• Naloxone
    Sources:  NJDOE Broadcast May 2016; NJ Dept. of Human Services: http://www.nj.gov/humanservices/dmhas/resources/Naloxone_Fact_Sheet.pdf
     
     
    It is the position of the New Jersey Department of Education (NJDOE) that school districts may develop and adopt policies and procedures to maintain and administer opioid antagonists (naloxone ) to any student, school personnel or other person believed to be experiencing an opioid overdose during school hours or during on- site school -sponsored activities to block the opioids life -threatening effects.
  • Naloxone Kit
  • What is Naloxone?
    Naloxone is a prescription medicine that is used to reverse an opioid overdose. Opioids include heroin and prescription pain medications such as morphine, hydrocodone, and oxycodone. Naloxone is safe and effective; medical professionals have used it for decades. Naloxone also goes by the brand names of “Narcan” and “Evzio”.
     
    How does Naloxone help?
    Naloxone is an antidote to opioid drugs. Opioids can slow or stop a person's breathing, which can lead to death. Naloxone helps the person wake up and continue breathing. An overdose death may happen hours after taking drugs. If a bystander acts when first noticing a person's breathing has slowed, or when the person will not wake up it is time to call 911 and start rescue breathing (if needed) and administer naloxone.
     
    How does a person administer Naloxone?
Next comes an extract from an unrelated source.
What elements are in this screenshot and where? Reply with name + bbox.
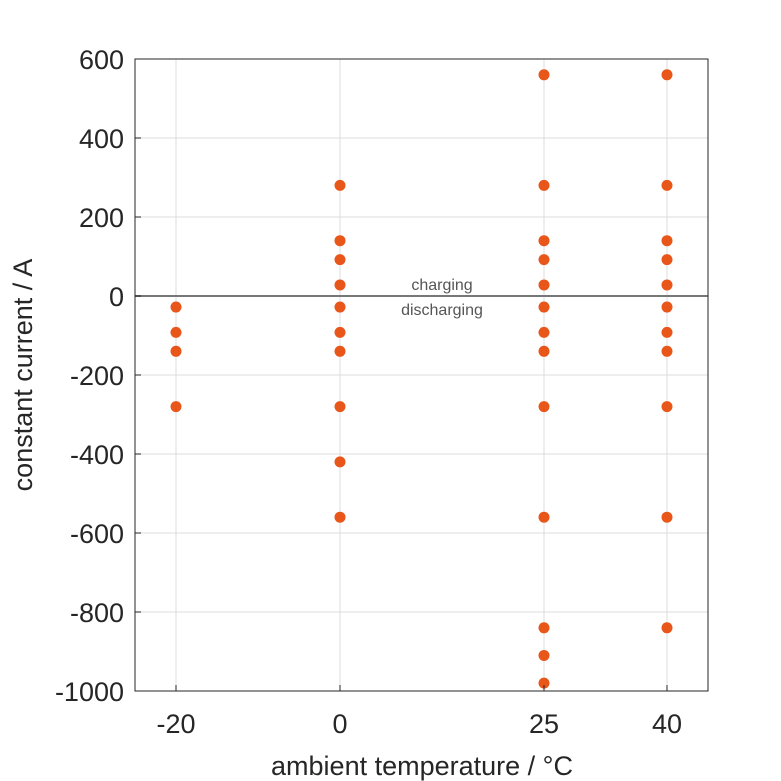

    A bystander can safely and legally spray naloxone into the nose or inject it into a muscle . The “Good Samaritan” component of the “Opioid Antidote and Overdose Prevention Act” provides legal protections, both civil and criminal, to the overdose victim and the person who seeks medical assistance, including the administration of naloxone, for the victim of an opioid overdose.
    • Into the nose (intranasal spray):  Naloxone for nasal use is given with the application of an atomizer that is placed on to a syringe then placed into each nostril. Intranasal naloxone has not been approved by the FDA (i.e., it is an "off -label" delivery method), but it can be legally prescribed by a physician or approved pharmacist. First responders often give naloxone intra -nasally.
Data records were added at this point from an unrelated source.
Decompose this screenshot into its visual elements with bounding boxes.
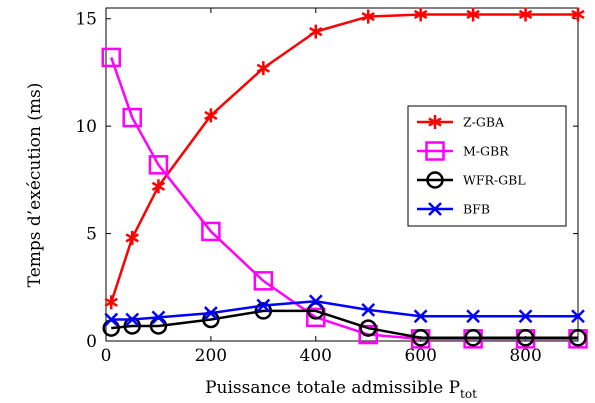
legend-marker [425,141,445,161]
data-point [464,329,482,347]
data-point [359,319,377,337]
data-point [151,181,166,191]
data-point [256,63,271,73]
legend: Z-GBA M-GBR WFR-GBL BFB [407,105,567,227]
series-layer [101,7,588,349]
x-marker-stroke [466,309,480,324]
x-tick-label: 400 [300,346,332,366]
x-marker-stroke [518,309,533,324]
data-point [204,306,218,320]
data-point [516,329,535,347]
plot-axes: 0 200 400 600 800 0 5 10 15 [75,7,579,366]
data-point [104,312,119,327]
x-marker-stroke [361,302,376,317]
legend-label: M-GBR [463,144,509,159]
x-marker-stroke [308,294,323,309]
x-marker-stroke [428,202,442,216]
x-marker-stroke [413,309,428,324]
data-point [125,312,140,327]
data-point [466,9,480,20]
data-point [204,110,218,121]
data-point [253,271,274,291]
data-point [518,9,533,20]
data-point [101,47,121,68]
data-point [256,298,271,313]
data-point [361,12,375,22]
x-marker-stroke [256,298,271,313]
legend-item: BFB [417,202,490,217]
x-axis-label-subscript: tot [460,387,477,401]
data-point [413,9,428,20]
y-tick-label: 10 [75,117,97,137]
data-point [569,329,587,347]
y-tick-label: 0 [86,332,97,352]
x-tick-label: 800 [509,346,541,366]
data-point [148,155,169,175]
data-point [571,9,585,20]
data-point [104,297,118,307]
data-point [151,310,166,325]
data-point [122,107,142,128]
legend-item: M-GBR [417,141,509,161]
x-tick-label: 600 [404,346,436,366]
data-point [358,324,378,345]
series-bfb [104,294,585,327]
data-point [308,294,323,309]
y-tick-label: 5 [86,225,97,245]
data-point [309,27,323,37]
data-point [125,233,139,243]
data-point [201,221,221,242]
y-tick-label: 15 [75,10,97,30]
x-tick-label: 200 [195,346,227,366]
y-axis-label: Temps d’exécution (ms) [25,83,45,288]
data-point [307,302,325,320]
legend-label: BFB [463,202,490,217]
data-point [571,309,585,324]
legend-marker [428,117,442,127]
data-point [361,302,376,317]
plot-frame [105,7,579,342]
data-point [411,329,430,347]
data-point [413,309,428,324]
data-point [518,309,533,324]
x-marker-stroke [571,309,585,324]
data-point [466,309,480,324]
legend-marker [428,202,442,216]
legend-item: WFR-GBL [417,171,526,189]
series-line [111,300,578,321]
x-marker-stroke [151,310,166,325]
data-point [254,302,273,320]
x-marker-stroke [104,312,119,327]
series-wfr-gbl [102,302,587,347]
legend-item: Z-GBA [417,115,505,130]
data-point [306,307,326,328]
x-marker-stroke [204,306,218,320]
x-marker-stroke [125,312,140,327]
legend-label: WFR-GBL [463,173,526,188]
series-z-gba [104,7,585,310]
x-axis-label: Puissance totale admissible Ptot [205,378,477,401]
x-tick-label: 0 [101,346,112,366]
legend-label: Z-GBA [463,115,505,130]
legend-marker [426,171,444,189]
    • Into the Muscle (intramuscular injection):  Naloxone also can be injected into the upper arm muscle (the deltoid) or the outer thigh. In an emergency, it is safe to inject through clothing.
     
    How long does Naloxone take to work?
    Naloxone acts within 2 -5 minutes. If the person doesn’t wake up after a 5 minute period, bystanders should dispense a second dose. Rescue breathing should be done while you wait for the naloxone to take effect. Naloxone typically wears off within 30 -90 minutes following administration.
     
    What are the next steps following administration of Naloxone?
    Call 9 -1-1 and stay with the individual. If you are in a position to help the overdose victim get into treatment for opioid addiction, learn about the available resources and encourage his/her treatment participation.